Cette carte portait le nom de S. de Bleury.

En un instant tout fut confusion ; presque tous les convives s’étaient levés ; tout le monde parlait à la fois. Ce ne fut qu’avec difficulté que le colonel put se faire écouter.

— M. de Bleury, dit-il ; je vous prie de vouloir bien ne pas faire attention à une parole aussi inconsidérée que fausse, qui vient d’être prononcée. Vous voudrez bien m’en croire, moi, à mon âge et dans ma position, quand je déclare emphatiquement que les Canadiens-français sont braves et très-brave. Ils viennent de le faire voir à St. Denis, ainsi qu’à St. Charles, où j’étais présent et où j’ai pu apprécier ce qu’ils auraient fait s’ils avaient eu un chef capable de les commander. M. de Bleury, continua-t-il, vous voudrez bien accepter mes excuses sincères pour la parole qui s’est échappée de la bouche d’une personne qui ne l’eut certainement pas prononcée si elle n’eût été sous l’influence du vin.

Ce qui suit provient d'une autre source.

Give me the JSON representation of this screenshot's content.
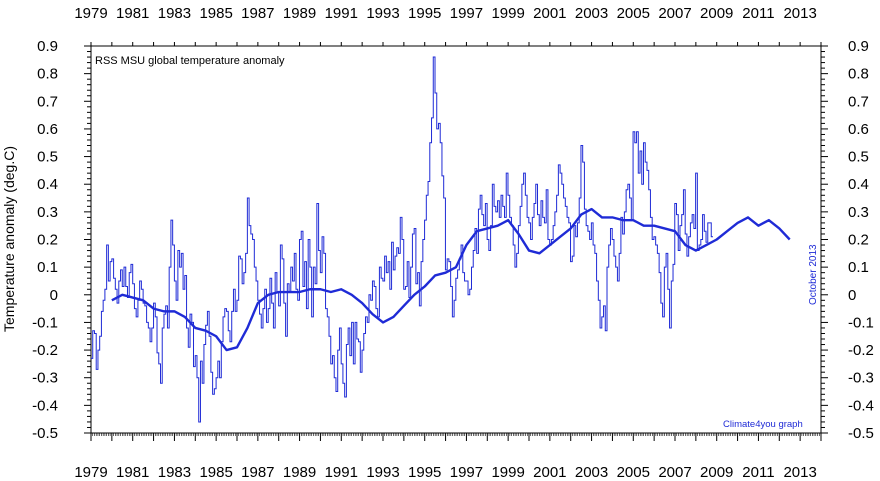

— Merci, colonel, répondit M. de Bleury ; mais en pareille circonstance vous ne trouverez pas mauvais que je me retire.

Le lendemain, le colonel, en brave militaire, ne crut pas déroger à sa dignité d’aller personnellement faire des excuses à M. de Bleury pour la conduite inconvenante d’un convive que tous ceux qui restèrent au dîner s’étaient accordés à blâmer.